Calligraphy, the art of fine writing with pen or brush, always reminds me of my dad.
He possessed fine, copperplate handwriting — which came in handy for family and friends with wedding invitations to write. He’d taught himself the art from library books while still at school.
It remained an on/off hobby throughout his life. He doodled alphabets, borders, illuminated initials and more on scraps of paper, envelopes and even sketchbooks bought for the purpose.
I still have some of those. I still look through them now, admiring the patience and the skill with which he filled those windows of spare time.
He took up the pastime again in retirement. This time he joined an evening class, where he became the delight and the despair of his long-suffering teacher.
While the rest of the class toiled over their cursives and italics, my dad sat in a corner, unlit pipe clamped in place (it was before the smoking ban, but he was being considerate) embarking on a series of illuminated manuscripts.
He’d chosen one of the carpet pages from the Lindisfarne Gospels for this venture. An ambitious undertaking to say the least.
Shunning modern technical pens as “cheating”, he determined he would complete the whole thing using only fine sable brushes.

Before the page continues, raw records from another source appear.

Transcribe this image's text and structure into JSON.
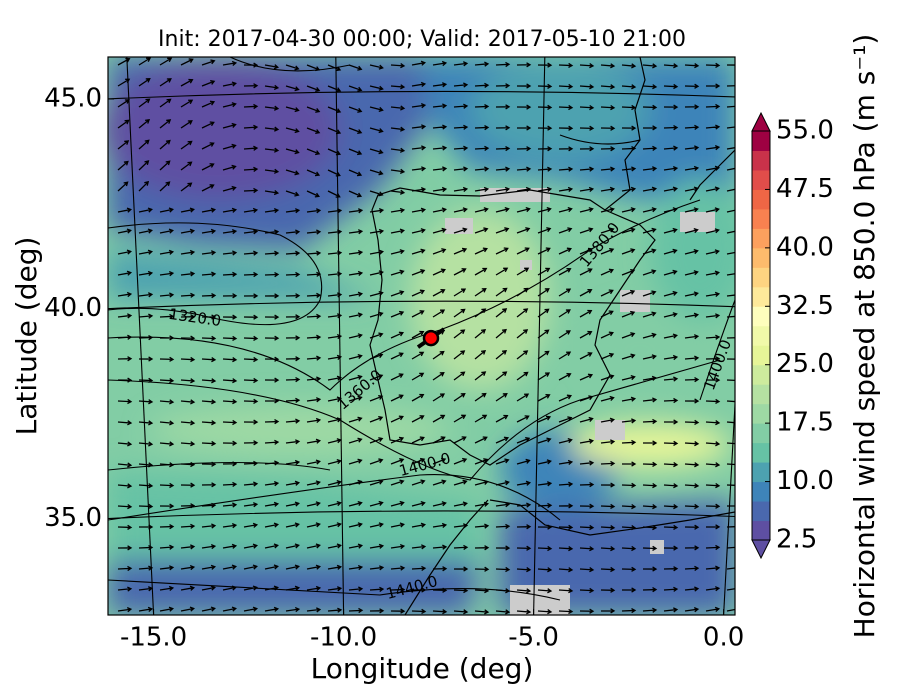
{
  "chart_data": {
    "type": "map",
    "title": "Init: 2017-04-30 00:00; Valid: 2017-05-10 21:00",
    "xlabel": "Longitude (deg)",
    "ylabel": "Latitude (deg)",
    "xlim": [
      -16.2,
      0.3
    ],
    "ylim": [
      32.7,
      46.0
    ],
    "xticks": [
      {
        "value": -15,
        "label": "-15.0"
      },
      {
        "value": -10,
        "label": "-10.0"
      },
      {
        "value": -5,
        "label": "-5.0"
      },
      {
        "value": 0,
        "label": "0.0"
      }
    ],
    "yticks": [
      {
        "value": 35,
        "label": "35.0"
      },
      {
        "value": 40,
        "label": "40.0"
      },
      {
        "value": 45,
        "label": "45.0"
      }
    ],
    "grid": true,
    "marker": {
      "x": -7.7,
      "y": 39.3,
      "color": "#ff0000"
    },
    "contour_labels": [
      "1320.0",
      "1360.0",
      "1380.0",
      "1400.0",
      "1400.0",
      "1440.0"
    ],
    "colorbar": {
      "label": "Horizontal wind speed at 850.0 hPa (m s⁻¹)",
      "lim": [
        2.5,
        55.0
      ],
      "ticks": [
        2.5,
        {
          "value": 10,
          "label": "10.0"
        },
        17.5,
        {
          "value": 25,
          "label": "25.0"
        },
        32.5,
        {
          "value": 40,
          "label": "40.0"
        },
        47.5,
        {
          "value": 55,
          "label": "55.0"
        }
      ],
      "colors": [
        "#5e4fa2",
        "#4a68ae",
        "#3e84b9",
        "#4da2b0",
        "#66c2a5",
        "#82cda5",
        "#9ed9a4",
        "#b5e1a2",
        "#cdeb9d",
        "#e6f598",
        "#f1f9a9",
        "#fefebd",
        "#fee99a",
        "#fed481",
        "#fdbb6c",
        "#fca05e",
        "#f88150",
        "#ef6645",
        "#e14d4a",
        "#c9324a",
        "#9e0142"
      ]
    }
  }
}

The dining room was turned into his scriptorium, where he sat for hundreds of hours overall, completely absorbed in his task. A perfect example of mindfulness if ever I saw one.
If my mother objected to the requisitioning of the table for this purpose, she never said.
Finally, and only just before the class’s end of year exhibition, he’d finished. His teacher marvelled at the detail, and lamented at the tobacco-coloured smudges he’d left around the margins.
He’d only made this and a couple of practice pieces for the exhibition, whereas the other students had produced many examples of their increasing abilities. It was, however, the star of the show.
He completed a few more of the pages in the years after he finished his classes. I still have them and treasure them, remembering the admiration he had for the scribes who laboured over their vellum hundreds of years before, and his own love of the art for its own sake.
Calligraphy was less a hobby and more a way of being for him.